Jagoda od Karola z "Rolnika" była podstawiona? Uczestniczka w końcu wytłumaczyła, jak było naprawdę
Pomimo tego że czwarta edycja "Rolnik szuka żony" zakończyła się już jakiś czas temu, wciąż wywołuje mnóstwo emocji. Tym razem w specjalnym wywiadzie po świątecznym odcinku wybranka Karola odpowiedziała na wszystkie zarzuty, które pojawiały się już w trakcie programu.
Jagoda niespodziewanie pojawiła się w późniejszych odcinkach w "Rolnik szuka żony". Swoją obecnością błyskawicznie wywołała falę komentarzy i pojawiły się pogłoski sugerujące, że jest podstawiona.
Plotki podsycał fakt, że niedaleko gospodarstwa Karola mieszkali dziadkowie wybranki rolnika. Obydwoje jednak jednoznacznie podkreślają, że nie znali się wcześniej i to właśnie program ich połączył.
W wywiadzie dla Party.pl Jagoda postanowiła raz na zawsze rozprawić się z zarzutami. - Ja na pewno napisałam list. To nie jest tak, że jestem podstawiona. Być może powodem jest polska mentalność. Jeżeli komuś się udaje w życiu, to ludzie dopatrują się podstępu – tłumaczyła.

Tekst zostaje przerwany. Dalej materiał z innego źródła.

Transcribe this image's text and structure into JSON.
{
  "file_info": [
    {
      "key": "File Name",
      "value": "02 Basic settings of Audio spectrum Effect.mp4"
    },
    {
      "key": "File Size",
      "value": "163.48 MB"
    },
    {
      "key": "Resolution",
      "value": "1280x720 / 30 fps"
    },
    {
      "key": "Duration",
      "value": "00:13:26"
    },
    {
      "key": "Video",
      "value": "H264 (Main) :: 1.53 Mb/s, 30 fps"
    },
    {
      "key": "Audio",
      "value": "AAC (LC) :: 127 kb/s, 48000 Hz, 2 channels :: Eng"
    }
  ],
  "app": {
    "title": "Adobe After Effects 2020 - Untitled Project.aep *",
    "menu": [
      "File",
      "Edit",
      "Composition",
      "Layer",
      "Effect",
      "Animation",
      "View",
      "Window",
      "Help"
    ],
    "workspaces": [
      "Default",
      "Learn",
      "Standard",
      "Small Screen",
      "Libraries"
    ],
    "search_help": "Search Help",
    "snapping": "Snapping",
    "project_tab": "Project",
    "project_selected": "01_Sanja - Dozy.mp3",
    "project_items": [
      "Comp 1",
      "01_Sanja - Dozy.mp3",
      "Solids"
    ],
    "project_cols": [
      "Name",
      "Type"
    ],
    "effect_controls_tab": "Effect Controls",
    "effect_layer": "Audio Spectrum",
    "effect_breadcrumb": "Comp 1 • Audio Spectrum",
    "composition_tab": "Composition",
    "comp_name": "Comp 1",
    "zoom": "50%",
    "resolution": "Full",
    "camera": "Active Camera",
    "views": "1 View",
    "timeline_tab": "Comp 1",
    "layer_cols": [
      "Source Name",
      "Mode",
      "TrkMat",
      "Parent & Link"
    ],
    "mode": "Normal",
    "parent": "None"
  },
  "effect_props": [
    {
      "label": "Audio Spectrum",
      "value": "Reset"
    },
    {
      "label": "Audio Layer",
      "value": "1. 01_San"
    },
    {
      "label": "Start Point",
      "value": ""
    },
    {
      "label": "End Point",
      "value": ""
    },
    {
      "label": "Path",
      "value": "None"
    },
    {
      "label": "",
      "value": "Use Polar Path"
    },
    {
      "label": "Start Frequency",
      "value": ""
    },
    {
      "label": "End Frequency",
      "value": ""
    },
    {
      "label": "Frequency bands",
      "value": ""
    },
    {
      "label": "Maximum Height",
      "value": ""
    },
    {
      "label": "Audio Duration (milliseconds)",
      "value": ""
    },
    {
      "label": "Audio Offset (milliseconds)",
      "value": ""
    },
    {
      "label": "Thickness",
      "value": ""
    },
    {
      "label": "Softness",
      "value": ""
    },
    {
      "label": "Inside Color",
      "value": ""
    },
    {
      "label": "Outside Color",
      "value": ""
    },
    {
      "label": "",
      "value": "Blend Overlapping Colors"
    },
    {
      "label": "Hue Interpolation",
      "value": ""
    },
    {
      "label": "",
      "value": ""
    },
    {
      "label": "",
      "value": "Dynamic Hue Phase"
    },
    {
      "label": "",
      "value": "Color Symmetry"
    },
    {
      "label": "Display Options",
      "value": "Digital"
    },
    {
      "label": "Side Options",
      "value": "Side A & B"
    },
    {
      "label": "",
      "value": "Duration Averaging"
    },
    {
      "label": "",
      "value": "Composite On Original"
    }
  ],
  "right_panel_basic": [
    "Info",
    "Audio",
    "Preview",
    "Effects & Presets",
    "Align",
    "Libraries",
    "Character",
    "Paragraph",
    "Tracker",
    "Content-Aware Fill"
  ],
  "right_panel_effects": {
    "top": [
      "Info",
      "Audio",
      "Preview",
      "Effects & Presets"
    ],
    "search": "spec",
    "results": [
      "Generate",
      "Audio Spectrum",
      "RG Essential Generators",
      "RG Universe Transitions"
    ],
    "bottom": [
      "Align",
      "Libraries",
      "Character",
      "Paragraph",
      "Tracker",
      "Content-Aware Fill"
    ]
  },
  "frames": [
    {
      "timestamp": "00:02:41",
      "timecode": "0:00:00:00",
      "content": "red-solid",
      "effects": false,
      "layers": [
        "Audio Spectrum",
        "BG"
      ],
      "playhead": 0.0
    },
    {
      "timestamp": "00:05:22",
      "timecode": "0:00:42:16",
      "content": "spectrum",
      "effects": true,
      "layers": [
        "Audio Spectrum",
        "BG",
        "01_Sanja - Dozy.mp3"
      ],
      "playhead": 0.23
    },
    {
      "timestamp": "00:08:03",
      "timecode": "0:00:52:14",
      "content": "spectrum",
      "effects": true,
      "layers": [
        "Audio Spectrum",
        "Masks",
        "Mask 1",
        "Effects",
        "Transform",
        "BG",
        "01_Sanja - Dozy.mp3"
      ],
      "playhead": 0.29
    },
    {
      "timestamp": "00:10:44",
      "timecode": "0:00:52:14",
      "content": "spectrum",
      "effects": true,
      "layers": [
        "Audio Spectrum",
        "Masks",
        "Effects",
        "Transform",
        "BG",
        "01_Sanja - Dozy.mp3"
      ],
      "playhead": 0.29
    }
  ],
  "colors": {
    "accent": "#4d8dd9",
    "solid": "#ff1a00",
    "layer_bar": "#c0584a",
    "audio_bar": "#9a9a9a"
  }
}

Karol na podstawie listów, które otrzymał od kandydatek, wybrał Jagodę. Ta niestety nie mogła wziąć udziału w programie ze względu na pracę za granicą. Później się to zmieniło.
- My się zobaczyliśmy wcześniej przed nagraniami. Chciałam wytłumaczyć Karolowi, dlaczego zrezygnowałam. Karol był uczciwy i powiedział, że nie będziemy utrzymywali ze sobą kontaktu - mówiła w wywiadzie.
Ostatecznie uczestnik show po randkach z innymi kandydatkami, wybrał Jagodę i aktualnie tworzą szczęśliwy związek.